Moving may be a moving experience but it can also be a great adventure! Andy, Jarry and Ron will eagerly and cheerfully share their photo books to prove that point!
Connie Baum-guest blogger
I heard about a news item recently, it discussed an alleged criminal conduct case that is being investigated regarding some staff members of a residential home for the disabled. The news report was talking about how the staff was alledgedly “bored” and encouraged/forced some of the residents to fight one another. If that is true that they did this, then, that is not a fight club…it is abuse and neglect, and failure to protect. There is supposed to be a video that was allegedly proves some of these accusations.
This, if proven to be accurate, is a criminal offense and charges will be forthcoming; hopefully, it will show those who were responsible for such actions against the disabled residents. According to the news report, the residents did not want to fight one another…the small numer of staff are being accused of chasing some of the residents down the hallway and forcing them to fight one another. Investigations take time, so it is important to not assume anything, just yet, regarding those rumored to be associated with this case. However, residents deserve to be treated with respect and dignity; they should feel safe at all times.
These accusations, if they are proven true, are frightening to those of us who have disabled loved ones. It is not easy to make the decision to place a loved one in a facility. Once that decision is made, trust is a big factor in allowing yourself to have peaceful moments. Most families do research, on available residences for the disabled; but, ultimately you have to go with your gut and trust that things are on the up and up…and that your loved one is safe. You hope and pray that you are never proven wrong about trusting a facility and making a decision for placement. Still, staff members come and go…I think it is wise to remember to follow up with periodic drop in visits…and, have conversations with your loved one, when it is possible, about the day-to-day operations in the place.
No one can or will take care of your loved one exactly like you do. However, it comes down to some basic safety & caregiving facts. Are the staff & residents carefully screened with criminal background checks? Are there seperate secure residential rooms for those who have been violent in the past? What precautions are taken to ensure physical and sexual safety for the residents? Are they properly trained and geared towards delivering care with sensitivity? Are there any complaints on file about the facility? Is there enough staff on duty, at all times, to ensure that things are done correctly and safely? Do they have an open door policy for family members? What are the proper procedures for complaints, if an issue or question should come about regarding your loved one? Are other residents screened for previous physical, and or, sexual abuse? Are there cameras in the hallways? Are there phones available for the resident’s use? How does the staff interact with the residents? Does your loved one ever express concern or fear about living in the facility?
I dont know about you…but, when i hear about stories of abuse or neglect in homes or residential placements for the disabled it makes me angry.

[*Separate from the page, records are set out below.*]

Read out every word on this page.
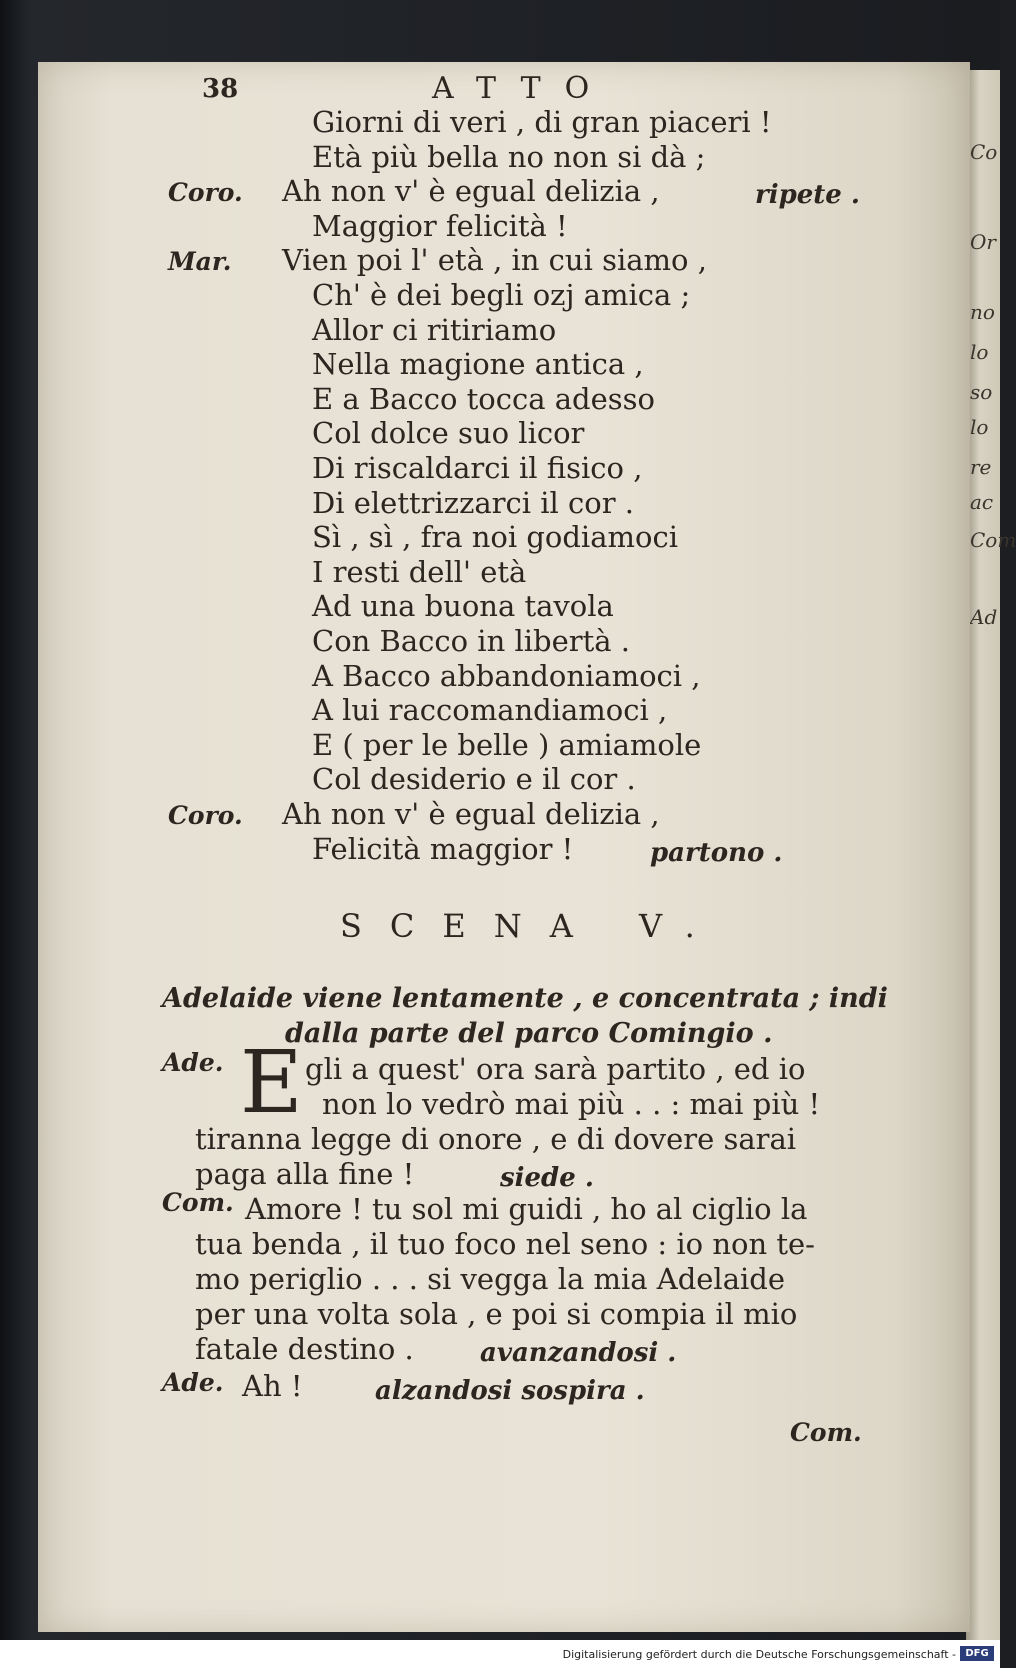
Co
Or
no
lo
so
lo
re
ac
Com
Ad
38	ATTO
Giorni di veri , di gran piaceri !
Età più bella no non si dà ;
Coro. Ah non v' è egual delizia ,	ripete .
Maggior felicità !
Mar. Vien poi l' età , in cui siamo ,
Ch' è dei begli ozj amica ;
Allor ci ritiriamo
Nella magione antica ,
E a Bacco tocca adesso
Col dolce suo licor
Di riscaldarci il fisico ,
Di elettrizzarci il cor .
Sì , sì , fra noi godiamoci
I resti dell' età
Ad una buona tavola
Con Bacco in libertà .
A Bacco abbandoniamoci ,
A lui raccomandiamoci ,
E ( per le belle ) amiamole
Col desiderio e il cor .
Coro. Ah non v' è egual delizia ,
Felicità maggior !	partono .
SCENA V.
Adelaide viene lentamente , e concentrata ; indi
dalla parte del parco Comingio .
Ade. E gli a quest' ora sarà partito , ed io
non lo vedrò mai più . . : mai più !
tiranna legge di onore , e di dovere sarai
paga alla fine !	siede .
Com. Amore ! tu sol mi guidi , ho al ciglio la
tua benda , il tuo foco nel seno : io non te-
mo periglio . . . si vegga la mia Adelaide
per una volta sola , e poi si compia il mio
fatale destino .	avanzandosi .
Ade. Ah !	alzandosi sospira .
Com.
Digitalisierung gefördert durch die Deutsche Forschungsgemeinschaft - DFG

The disabled are one of the most vulnerable segments of our population and they should not have to be put through these kinds of situations. There are some really great places for the disabled to live and when reports come out about the places that have exploited the disabled or endangered them; it is discouraging. Have you ever had to place a loved one in a facility? Do you have any words of advice to share with the readers on these issues?